М. У. Да уж, не то слово. Итак, я всегда был консерватором, то есть против перемен, любых перемен. Ты когда-нибудь занимался теорией игр?
Ф. Б. Нет как будто. Это что-то вроде «нулевого проигрыша»[247]?
М. У. Ну да.
Ф. Б. Нет, я не знаю, что это такое.
М. У. Грубо говоря, консервативный пессимист вроде меня — это человек, который пытается не увеличить свой выигрыш, а минимизировать проигрыш, то есть понести как можно меньше потерь. Это абсолютно мой случай. Так, в 1789-м я был бы против революции, потому что рассуждал бы так: «О-ля-ля, как она все усложняет!» А в России в 1990-м я был бы за коммунистов, потому что всегда проще ничего не менять. Сейчас я вижу, что капитализм победил, — соответственно, я за капитализм. Так я устроен: всегда иду по пути наименьшего сопротивления. К тому же это не столь важно. Что действительно важно — это перипетии собственной сексуальной жизни. А политика — это так, тьфу!
Ф. Б. Когда у меня вышел роман «Windows on the World», ты мне заметил, что я настроен слишком проамерикански. Ты был тогда решительно против Америки. У меня впечатление, что именно потому, что ты сейчас обижен на Францию, тебе лучше в англосаксонском мире. Или же в странах Восточной Европы. В Москве, например, мне казалось, ты был совершенно счастлив. А Россия меж тем капиталистическая страна.
М. У. Да, очень. Если говорить об этом в теоретическом плане (что читателям совсем не интересно), капитализм — вполне эффективная система. Она, правда, несколько переоценивает свои достижения, которые были бы невозможны без научно-технического прогресса. Но тем не менее эта система работает. Маркс, между прочим, был бы против революции в России. Он ратовал за революцию в Англии, потому что Англия — достаточно развитая страна. Я тебе еще не осточертел?
Ф. Б. Нет. Я тебя внимательно слушаю.
М. У. Возможно, в конечном счете Маркс прав. Он предполагал, что капитализм будет развиваться и на смену ему явится другая система.
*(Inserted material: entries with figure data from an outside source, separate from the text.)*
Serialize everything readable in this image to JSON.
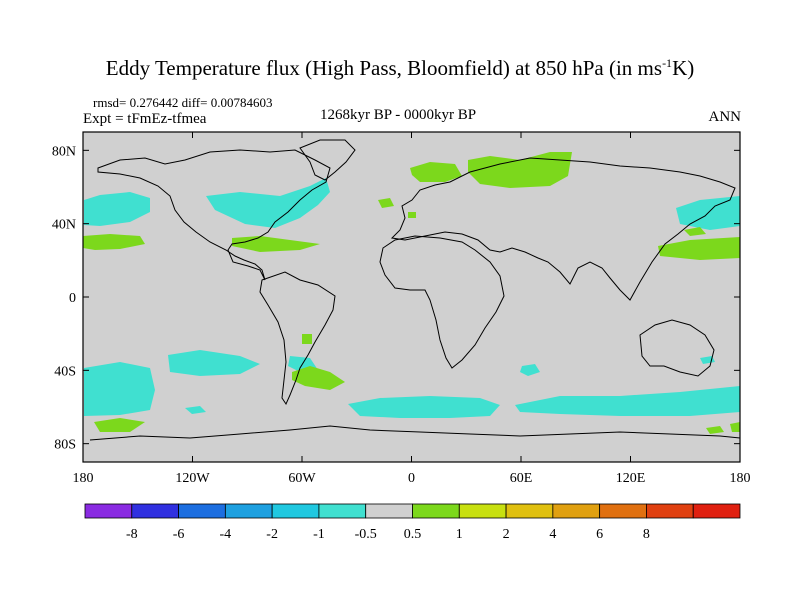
{
  "title": {
    "text": "Eddy Temperature flux (High Pass, Bloomfield) at 850 hPa (in ms",
    "units_sup": "-1",
    "units_end": "K)"
  },
  "stats": "rmsd= 0.276442 diff= 0.00784603",
  "expt": "Expt = tFmEz-tfmea",
  "period": "1268kyr BP - 0000kyr BP",
  "season": "ANN",
  "map": {
    "land_color": "#d0d0d0",
    "lat_labels": [
      {
        "text": "80N",
        "lat": 80
      },
      {
        "text": "40N",
        "lat": 40
      },
      {
        "text": "0",
        "lat": 0
      },
      {
        "text": "40S",
        "lat": -40
      },
      {
        "text": "80S",
        "lat": -80
      }
    ],
    "lon_labels": [
      {
        "text": "180",
        "lon": -180
      },
      {
        "text": "120W",
        "lon": -120
      },
      {
        "text": "60W",
        "lon": -60
      },
      {
        "text": "0",
        "lon": 0
      },
      {
        "text": "60E",
        "lon": 60
      },
      {
        "text": "120E",
        "lon": 120
      },
      {
        "text": "180",
        "lon": 180
      }
    ]
  },
  "colorbar": {
    "colors": [
      "#8a2be2",
      "#3030e0",
      "#1c6ee0",
      "#1ea0e0",
      "#20c8e0",
      "#40e0d0",
      "#d0d0d0",
      "#7cd81c",
      "#c8e010",
      "#e0c010",
      "#e0a010",
      "#e07010",
      "#e04010",
      "#e02010"
    ],
    "labels": [
      "-8",
      "-6",
      "-4",
      "-2",
      "-1",
      "-0.5",
      "0.5",
      "1",
      "2",
      "4",
      "6",
      "8"
    ]
  }
}
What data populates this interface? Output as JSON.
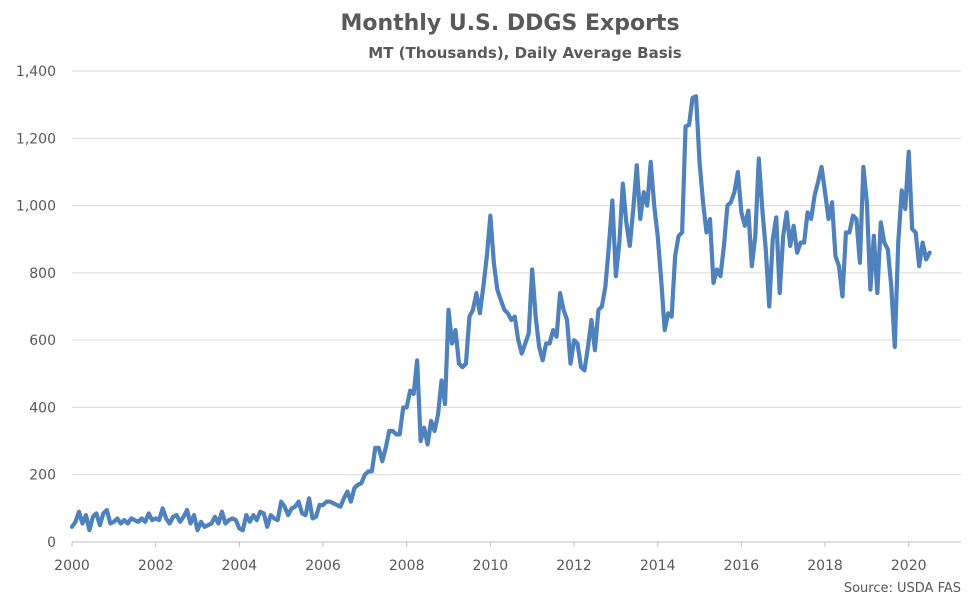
{
  "chart_data": {
    "type": "line",
    "title": "Monthly U.S. DDGS Exports",
    "subtitle": "MT (Thousands), Daily Average Basis",
    "source": "Source: USDA FAS",
    "xlabel": "",
    "ylabel": "",
    "xlim": [
      2000,
      2021.25
    ],
    "ylim": [
      0,
      1400
    ],
    "x_ticks": [
      "2000",
      "2002",
      "2004",
      "2006",
      "2008",
      "2010",
      "2012",
      "2014",
      "2016",
      "2018",
      "2020"
    ],
    "y_ticks": [
      "0",
      "200",
      "400",
      "600",
      "800",
      "1,000",
      "1,200",
      "1,400"
    ],
    "grid": "horizontal",
    "legend": "none",
    "line_color": "#4f81bd",
    "series": [
      {
        "x_start": 2000,
        "interval_months": 1,
        "values": [
          45,
          60,
          90,
          55,
          80,
          35,
          75,
          85,
          50,
          85,
          95,
          55,
          60,
          70,
          55,
          65,
          55,
          70,
          65,
          60,
          70,
          60,
          85,
          65,
          70,
          65,
          100,
          70,
          55,
          75,
          80,
          60,
          75,
          95,
          55,
          80,
          35,
          60,
          45,
          50,
          55,
          75,
          55,
          90,
          55,
          65,
          70,
          65,
          40,
          35,
          80,
          60,
          80,
          65,
          90,
          85,
          45,
          80,
          70,
          65,
          120,
          105,
          80,
          100,
          105,
          120,
          85,
          80,
          130,
          70,
          75,
          110,
          110,
          120,
          120,
          115,
          110,
          105,
          130,
          150,
          120,
          160,
          170,
          175,
          200,
          210,
          210,
          280,
          280,
          240,
          280,
          330,
          330,
          320,
          320,
          400,
          400,
          450,
          440,
          540,
          300,
          340,
          290,
          360,
          330,
          380,
          480,
          410,
          690,
          590,
          630,
          530,
          520,
          530,
          670,
          690,
          740,
          680,
          760,
          850,
          970,
          830,
          750,
          720,
          690,
          680,
          660,
          670,
          600,
          560,
          590,
          620,
          810,
          670,
          580,
          540,
          590,
          590,
          630,
          610,
          740,
          690,
          660,
          530,
          600,
          590,
          520,
          510,
          580,
          660,
          570,
          690,
          700,
          760,
          880,
          1015,
          790,
          890,
          1065,
          950,
          880,
          990,
          1120,
          960,
          1040,
          1000,
          1130,
          1000,
          910,
          780,
          630,
          680,
          670,
          850,
          910,
          920,
          1235,
          1240,
          1320,
          1325,
          1130,
          1010,
          920,
          960,
          770,
          810,
          790,
          880,
          1000,
          1010,
          1040,
          1100,
          980,
          940,
          985,
          820,
          910,
          1140,
          990,
          870,
          700,
          900,
          965,
          740,
          910,
          980,
          880,
          940,
          860,
          890,
          890,
          980,
          960,
          1030,
          1070,
          1115,
          1040,
          960,
          1010,
          850,
          820,
          730,
          920,
          920,
          970,
          960,
          830,
          1115,
          1010,
          750,
          910,
          740,
          950,
          890,
          870,
          760,
          580,
          890,
          1045,
          990,
          1160,
          930,
          920,
          820,
          890,
          840,
          860
        ]
      }
    ]
  }
}
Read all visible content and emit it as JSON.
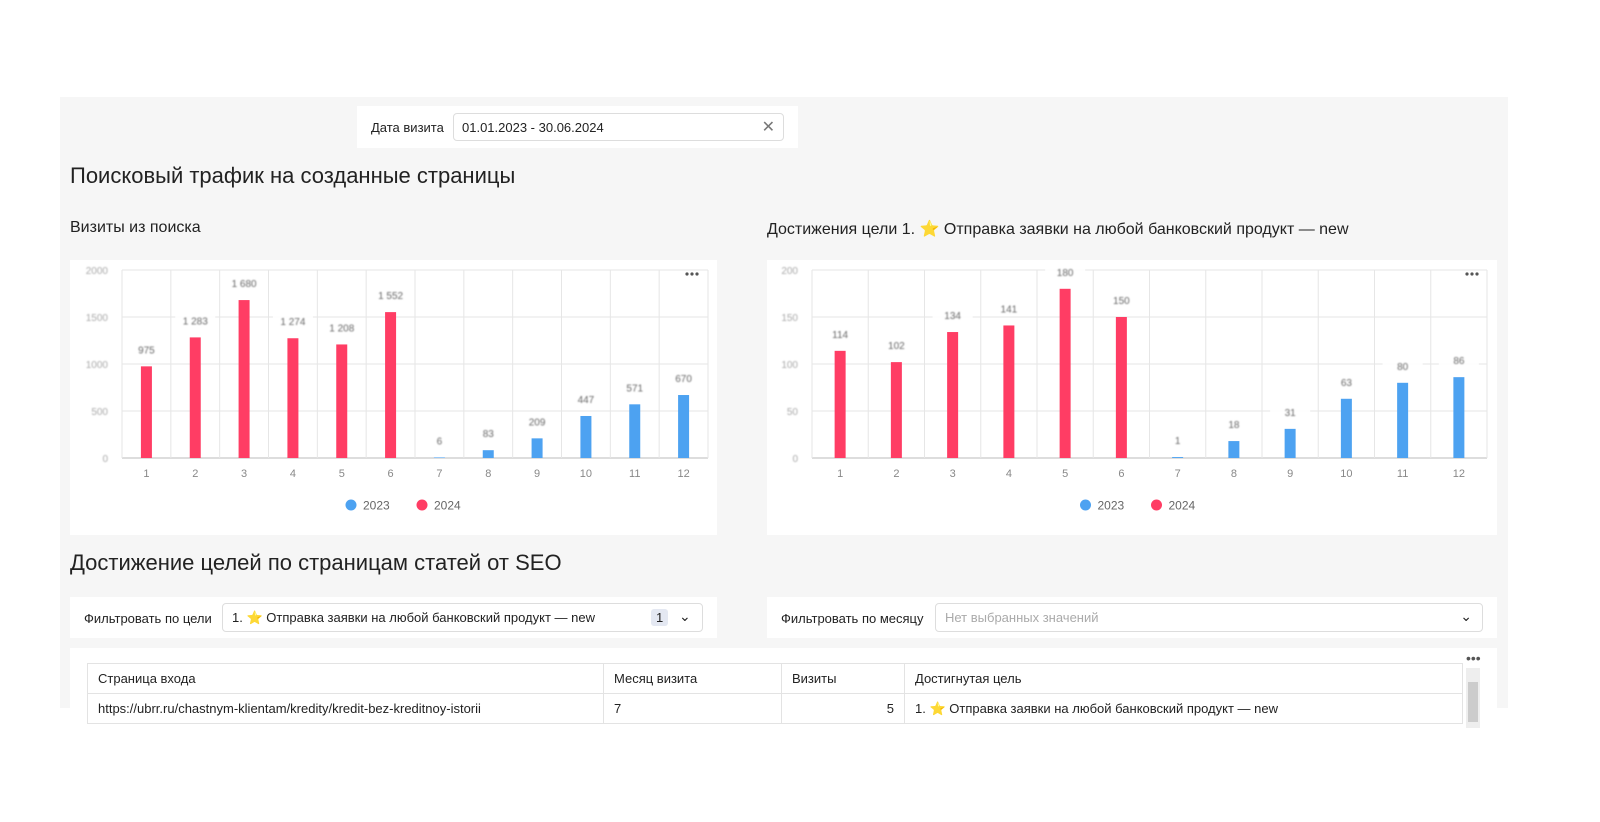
{
  "filter": {
    "label": "Дата визита",
    "value": "01.01.2023 - 30.06.2024"
  },
  "section1_title": "Поисковый трафик на созданные страницы",
  "chart_data": [
    {
      "type": "bar",
      "title": "Визиты из поиска",
      "categories": [
        "1",
        "2",
        "3",
        "4",
        "5",
        "6",
        "7",
        "8",
        "9",
        "10",
        "11",
        "12"
      ],
      "series": [
        {
          "name": "2023",
          "color": "#4da2f1",
          "values": [
            null,
            null,
            null,
            null,
            null,
            null,
            6,
            83,
            209,
            447,
            571,
            670
          ]
        },
        {
          "name": "2024",
          "color": "#ff3d64",
          "values": [
            975,
            1283,
            1680,
            1274,
            1208,
            1552,
            null,
            null,
            null,
            null,
            null,
            null
          ],
          "value_labels": [
            "975",
            "1 283",
            "1 680",
            "1 274",
            "1 208",
            "1 552",
            null,
            null,
            null,
            null,
            null,
            null
          ]
        }
      ],
      "ylim": [
        0,
        2000
      ],
      "yticks": [
        0,
        500,
        1000,
        1500,
        2000
      ],
      "grid": true,
      "legend": "bottom"
    },
    {
      "type": "bar",
      "title": "Достижения цели 1. ⭐ Отправка заявки на любой банковский продукт — new",
      "categories": [
        "1",
        "2",
        "3",
        "4",
        "5",
        "6",
        "7",
        "8",
        "9",
        "10",
        "11",
        "12"
      ],
      "series": [
        {
          "name": "2023",
          "color": "#4da2f1",
          "values": [
            null,
            null,
            null,
            null,
            null,
            null,
            1,
            18,
            31,
            63,
            80,
            86
          ]
        },
        {
          "name": "2024",
          "color": "#ff3d64",
          "values": [
            114,
            102,
            134,
            141,
            180,
            150,
            null,
            null,
            null,
            null,
            null,
            null
          ]
        }
      ],
      "ylim": [
        0,
        200
      ],
      "yticks": [
        0,
        50,
        100,
        150,
        200
      ],
      "grid": true,
      "legend": "bottom"
    }
  ],
  "section2_title": "Достижение целей по страницам статей от SEO",
  "goal_filter": {
    "label": "Фильтровать по цели",
    "value": "1. ⭐ Отправка заявки на любой банковский продукт — new",
    "count": "1"
  },
  "month_filter": {
    "label": "Фильтровать по месяцу",
    "placeholder": "Нет выбранных значений"
  },
  "table": {
    "columns": [
      "Страница входа",
      "Месяц визита",
      "Визиты",
      "Достигнутая цель"
    ],
    "rows": [
      [
        "https://ubrr.ru/chastnym-klientam/kredity/kredit-bez-kreditnoy-istorii",
        "7",
        "5",
        "1. ⭐ Отправка заявки на любой банковский продукт — new"
      ]
    ]
  }
}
Он считал, что эта другая система могла бы зародиться в стране, где капитализм прочно утвердился, например в Англии. Возможно, он имел в виду, что другая система зародится, когда капитализм победит во всем мире, но пока этого не произошло. Индия, например, выруливает в сторону капитализма, но медленно и остается кастовой страной. Кто знает, может, во всем виноват Ленин, который дискредитировал теорию Маркса, и надо было бы вернуться к идее коммунизма лет этак через пятьдесят.
Ф. Б. Когда мир будет в достаточной степени глобализирован и организован…
М. У. Глобализация не прекращается, происходит перераспределение ролей. Вопрос: кто будет производителем? Сейчас производство развивается в Индии, в Китае, в странах, что стоят между двух миров, в России например.
Ф. Б. Остается только один континент, который продолжает загибаться: Африка.
М. У. Африка и будет продолжать загибаться: ей нечего предложить. Южная Америка, та еще на что-то претендует. Я ездил в Бразилию, у меня был переводчик-бразилец, милейший парень. Он говорил, что Бразилия хочет быть, как Россия, сырьевой базой и все такое. У них есть нефть, кажется. В общем, хорошо, что мир велик.
Ф. Б. Я за глобализацию на правительственном уровне, чтобы был президент всего мира и у него было мировое правительство и чтобы не было стран.
М. У. Капитализм — это скорость, такая, что крыша едет. Я купил принтер, на нем написано: «Создано в Ирландии, собрано в Китае». Те, кто производит, делают это с сумасшедшей скоростью. Значит, и мы должны поспевать.
Ф. Б. Когда достигаешь известного возраста, становишься реалистом?
М. У. Становишься правым.
Ф. Б. И уже не хочется переворачивать мир?
М. У. Мне никогда не хотелось перевернуть мир. Если есть на земле кто-то, кто никогда в юности не страдал левыми устремлениями, это я. Даже Дантека[248] есть в чем заподозрить, но только не меня.
Ф. Б. Но ты же писал тексты типа «Последний оплот против либерализма».
М. У. Когда терял терпение, да.
Ф. Б. Ты всегда поддерживал, отчасти вслед за Финкелькраутом, идею, что в наше время единственный способ быть умным — это быть реакционером.
М. У. Я консерватор, а не реакционер, прошу обратить внимание. В ответ гробовая тишина…
Ф. Б. Да, оркестр смолк.
М. У. Я знавал одного реакционера, он был журналистом. Себастьен Лапак[249] его звали.
Ф. Б. Я очень люблю Себастьена Лапака из «Фигаро литтерэр», он большой поклонник Туле [250].